Well, they would not have to put up with it for long, at least not around here. No longer economic they said, too costly, they said, no demand for milk to be delivered to the door, they said. And Charlie Miller agreed, they were right about all of those things. Still, after sixteen years, he would miss the round. He knew many of the people and had known some of them as customers for all of those sixteen years.
He stopped the van outside the Police Station, on the double yellow lines. None of the coppers had said anything to him in sixteen years, and he didn’t expect anyone to make a fuss now, on his last day. He went into the nick and deposited the six pints on the front office counter.
“Morning, Dave” he said to the duty sergeant.
“Morning, Charlie. Last day?”
“Yes, you all need to go the supermarket to get your sustenance in future.”
“Charlie, the boys just wanted to say thanks for the last sixteen years, and we got you a couple of bottles.” He handed over a small cardboard box.
“Dave, that’s very much appreciated.
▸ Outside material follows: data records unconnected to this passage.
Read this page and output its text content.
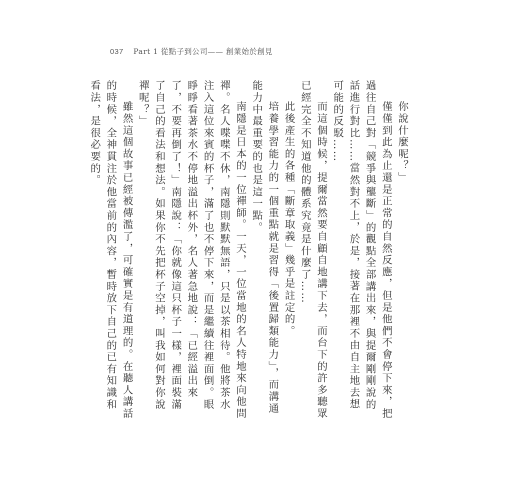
037 Part 1 從點子到公司—— 創業始於創見

你說什麼呢？」

僅僅到此為止還是正常的自然反應，但是他們不會停下來，把過往自己對「競爭與壟斷」的觀點全部講出來，與提爾剛剛說的話進行對比……當然對不上，於是，接著在那裡不由自主地去想可能的反駁……

而這個時候，提爾當然要自顧自地講下去，而台下的許多聽眾已經完全不知道他的體系究竟是什麼了……

此後產生的各種「斷章取義」幾乎是註定的。

培養學習能力的一個重點就是習得「後置歸類能力」，而溝通能力中最重要的也是這一點。

南隱是日本的一位禪師。一天，一位當地的名人特地來向他問禪。名人喋喋不休，南隱則默默無語，只是以茶相待。他將茶水注入這位來賓的杯子，滿了也不停下來，而是繼續往裡面倒。眼睜睜看著茶水不停地溢出杯外，名人著急地說：「已經溢出來了，不要再倒了！」南隱說：「你就像這只杯子一樣，裡面裝滿了自己的看法和想法。如果你不先把杯子空掉，叫我如何對你說禪呢？」

雖然這個故事已經被傳濫了，可確實是有道理的。在聽人講話的時候，全神貫注於他當前的內容，暫時放下自己的已有知識和看法，是很必要的。
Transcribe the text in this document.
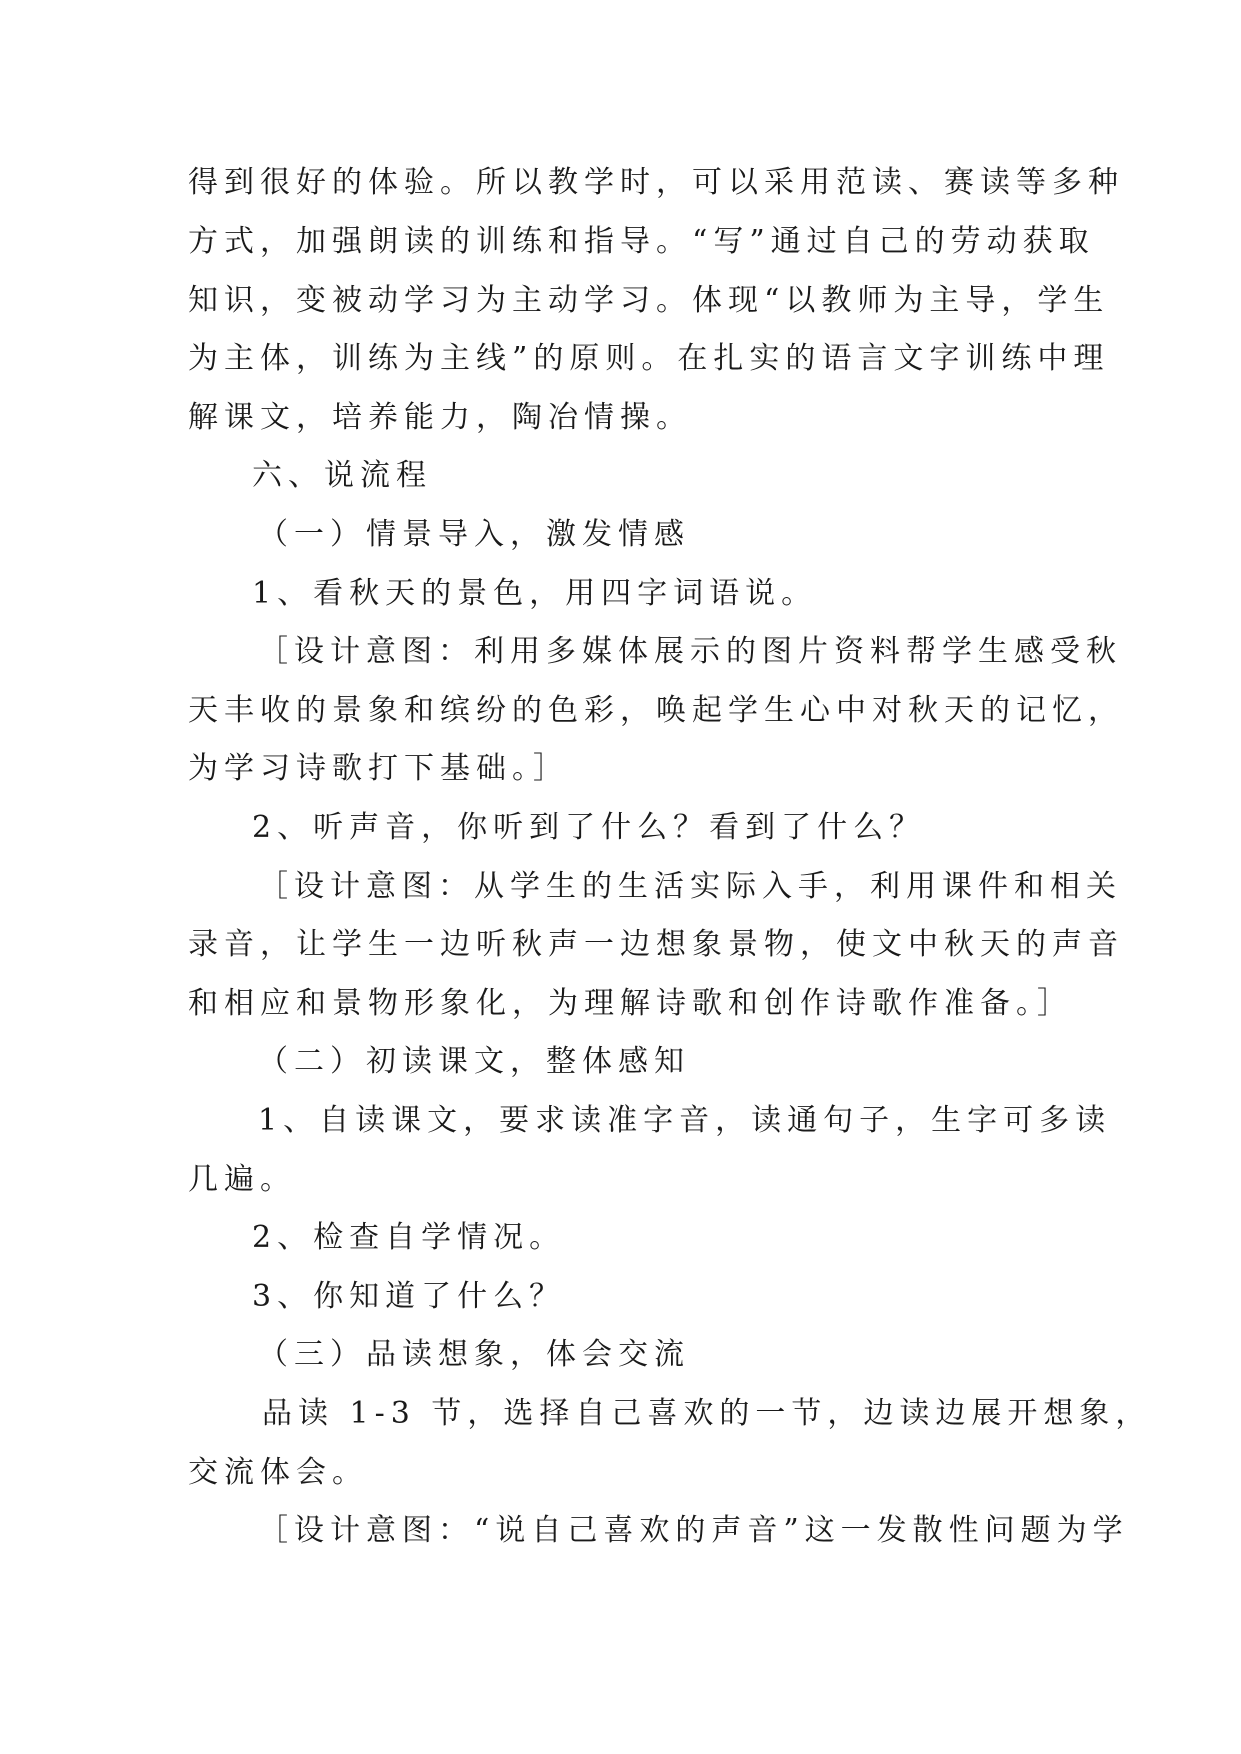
得到很好的体验。所以教学时，可以采用范读、赛读等多种
方式，加强朗读的训练和指导。“写”通过自己的劳动获取
知识，变被动学习为主动学习。体现“以教师为主导，学生
为主体，训练为主线”的原则。在扎实的语言文字训练中理
解课文，培养能力，陶冶情操。
六、说流程
（一）情景导入，激发情感
1、看秋天的景色，用四字词语说。
［设计意图：利用多媒体展示的图片资料帮学生感受秋
天丰收的景象和缤纷的色彩，唤起学生心中对秋天的记忆，
为学习诗歌打下基础。］
2、听声音，你听到了什么？看到了什么？
［设计意图：从学生的生活实际入手，利用课件和相关
录音，让学生一边听秋声一边想象景物，使文中秋天的声音
和相应和景物形象化，为理解诗歌和创作诗歌作准备。］
（二）初读课文，整体感知
1、自读课文，要求读准字音，读通句子，生字可多读
几遍。
2、检查自学情况。
3、你知道了什么？
（三）品读想象，体会交流
品读 1-3 节，选择自己喜欢的一节，边读边展开想象，
交流体会。
［设计意图：“说自己喜欢的声音”这一发散性问题为学
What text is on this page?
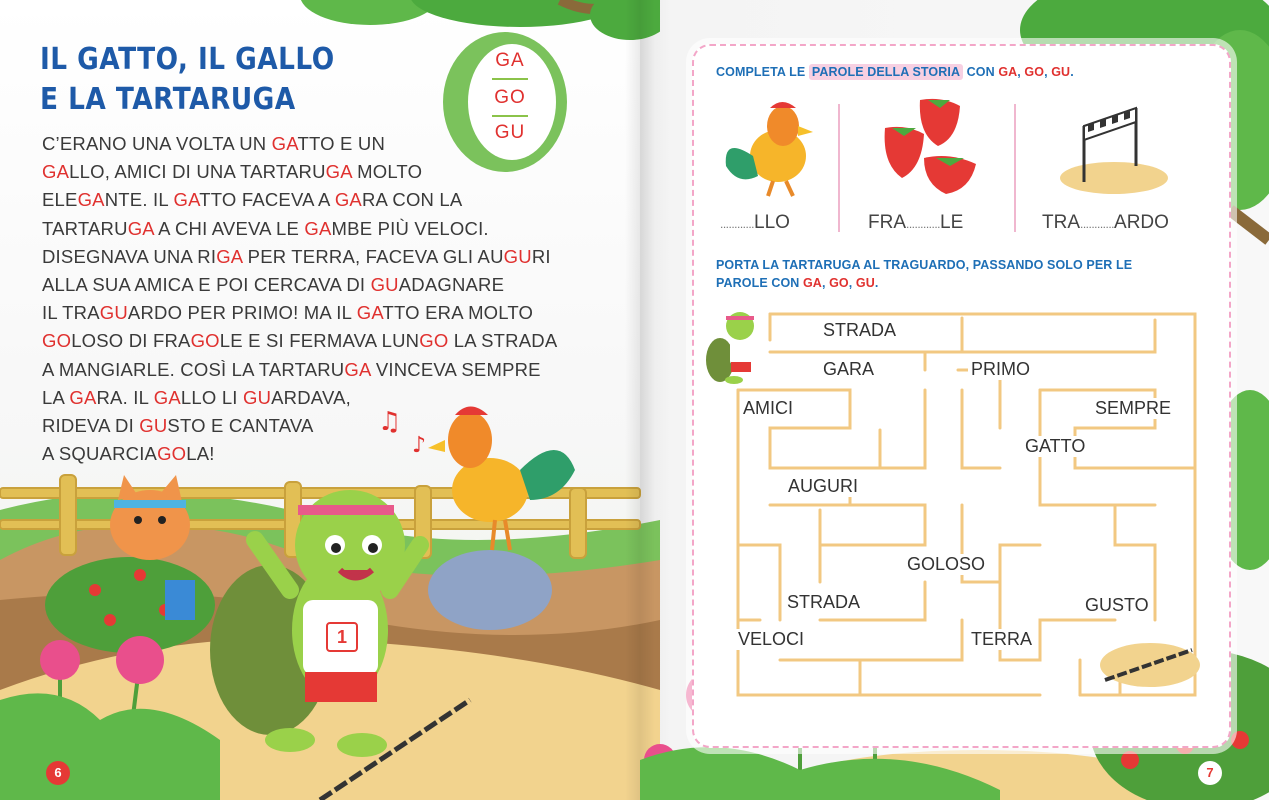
♫
♪
GA
GO
GU
IL GATTO, IL GALLO
E LA TARTARUGA
C’ERANO UNA VOLTA UN GATTO E UN
GALLO, AMICI DI UNA TARTARUGA MOLTO
ELEGANTE. IL GATTO FACEVA A GARA CON LA
TARTARUGA A CHI AVEVA LE GAMBE PIÙ VELOCI.
DISEGNAVA UNA RIGA PER TERRA, FACEVA GLI AUGURI
ALLA SUA AMICA E POI CERCAVA DI GUADAGNARE
IL TRAGUARDO PER PRIMO! MA IL GATTO ERA MOLTO
GOLOSO DI FRAGOLE E SI FERMAVA LUNGO LA STRADA
A MANGIARLE. COSÌ LA TARTARUGA VINCEVA SEMPRE
LA GARA. IL GALLO LI GUARDAVA,
RIDEVA DI GUSTO E CANTAVA
A SQUARCIAGOLA!
1
6
COMPLETA LE PAROLE DELLA STORIA CON GA, GO, GU.
............LLO	FRA............LE	TRA............ARDO
PORTA LA TARTARUGA AL TRAGUARDO, PASSANDO SOLO PER LE
PAROLE CON GA, GO, GU.
STRADA
GARA	PRIMO
AMICI	SEMPRE
GATTO
AUGURI
GOLOSO
STRADA	GUSTO
VELOCI	TERRA
7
Is it milk?”
The big sergeant grinned. “No, mate, it’s the finest that Scotland can produce. And, Charlie, keep off the double yellows once you hang up the milk float.”
“Thanks, Dave and thanks to the boys.”
“See you in Tesco’s, Charlie.”
He climbed back on to the float. Milkman had never become a surname, like Constable, or Sergeant. And there was Wright and Smith, Seaman, and Joiner. He warmed to his ruminations. There was Thatcher, Shepherd, Archer and Bowman. Painter and Mason came to mind, as did Carpenter and Priest. God, they were everywhere, Brewer and Waterman, Fisher and Major. Plenty, but nothing on Milkman.
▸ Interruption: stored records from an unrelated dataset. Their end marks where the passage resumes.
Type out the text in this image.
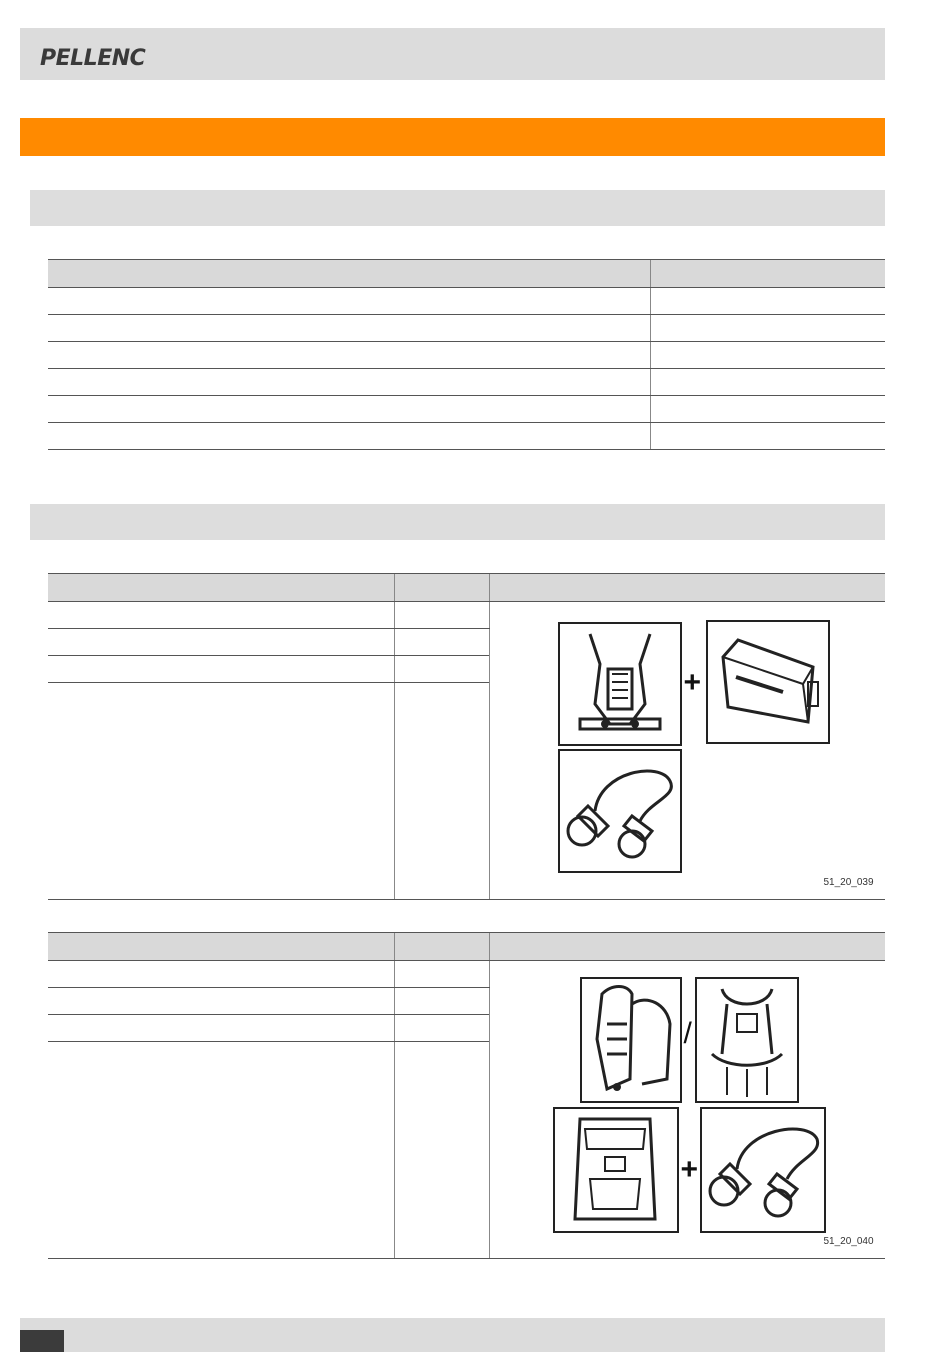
PELLENC

		+
51_20_039

		/
+
51_20_040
He drove back to the depot for the last time. There was only Ernie, the fastest milkman in the west, as a marker to fame, and poor old Benny Hill who was dead now. Oh, and one joke he remembered.
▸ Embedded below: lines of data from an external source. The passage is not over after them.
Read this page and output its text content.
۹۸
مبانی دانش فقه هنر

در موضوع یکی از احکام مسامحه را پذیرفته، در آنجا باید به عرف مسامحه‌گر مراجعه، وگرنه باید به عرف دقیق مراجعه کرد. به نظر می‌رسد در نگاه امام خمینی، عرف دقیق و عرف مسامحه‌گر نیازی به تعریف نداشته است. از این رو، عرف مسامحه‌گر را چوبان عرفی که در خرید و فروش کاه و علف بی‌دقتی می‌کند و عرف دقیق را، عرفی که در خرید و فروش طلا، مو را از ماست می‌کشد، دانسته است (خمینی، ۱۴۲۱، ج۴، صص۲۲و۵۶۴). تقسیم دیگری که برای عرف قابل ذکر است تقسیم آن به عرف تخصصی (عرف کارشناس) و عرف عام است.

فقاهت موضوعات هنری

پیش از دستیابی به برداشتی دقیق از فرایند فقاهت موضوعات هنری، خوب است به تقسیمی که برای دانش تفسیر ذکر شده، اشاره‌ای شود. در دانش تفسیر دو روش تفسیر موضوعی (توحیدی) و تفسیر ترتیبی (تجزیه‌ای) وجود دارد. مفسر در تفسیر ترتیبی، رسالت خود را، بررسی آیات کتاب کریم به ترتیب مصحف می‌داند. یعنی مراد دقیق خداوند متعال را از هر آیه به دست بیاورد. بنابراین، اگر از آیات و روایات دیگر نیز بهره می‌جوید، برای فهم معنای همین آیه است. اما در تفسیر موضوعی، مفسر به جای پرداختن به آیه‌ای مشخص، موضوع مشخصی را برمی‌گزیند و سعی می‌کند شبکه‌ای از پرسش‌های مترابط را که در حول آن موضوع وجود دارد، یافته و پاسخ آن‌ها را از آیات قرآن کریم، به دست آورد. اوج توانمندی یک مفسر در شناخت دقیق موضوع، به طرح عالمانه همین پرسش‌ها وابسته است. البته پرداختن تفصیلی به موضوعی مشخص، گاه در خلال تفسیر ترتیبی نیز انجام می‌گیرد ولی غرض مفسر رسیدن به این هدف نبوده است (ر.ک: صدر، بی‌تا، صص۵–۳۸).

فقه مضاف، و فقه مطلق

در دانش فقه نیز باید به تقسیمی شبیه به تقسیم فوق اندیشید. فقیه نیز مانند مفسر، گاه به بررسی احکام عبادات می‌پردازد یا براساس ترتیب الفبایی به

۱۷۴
One day just before Christmas this milkman calls at a house in a very well to do area, and is greeted by the lady of the house in a very revealing negligee. “Come in milkie” she says, which he does. She sits him down to a wonderful English breakfast with all the trimmings. When he is finished the lady takes him upstairs, strips off the negligee and they make mad passionate love. They both dress and she leads him to the door, the milkman’s head in a whirl by this time. As he reaches the front door, she presses a pound coin into his hand.
“Lady,” says the milkman, “Please don’t think I am complaining, but what is going on?”
So the lady explains. “At Christmas, my husband and I give all the tradesmen a gift. The other evening I said to my husband, ‘Darling what should we give the tradesmen?’ He said, ‘Give the butcher and the baker twenty pounds each, and the postman a tenner.’ I said ‘What about the milkman?’ He said, ‘Screw the milkman, give him a pound.’ Breakfast was my own idea.”
Yeah, yeah. Oh, yes, Butcher and Baker, and Weaver and Cooper, and Farmer and Milliner. Then there’s Hunt and Nurse, and Carman and Shoemaker. Stop it, Charlie, you’ll give yourself a headache.
He drove into the depot, parked the float for the last time and went into the office to reconcile the takings. He dressed, said goodbye to the supervisor and went to his car. “Charlie, old boy,” he told himself, “It’s time for the day job.”
He drove to Tesco’s, went through into the staff car park, and parked his Rover 75 in the place marked “Dairy Produce Manager.” It is always a good thing to have an each way bet.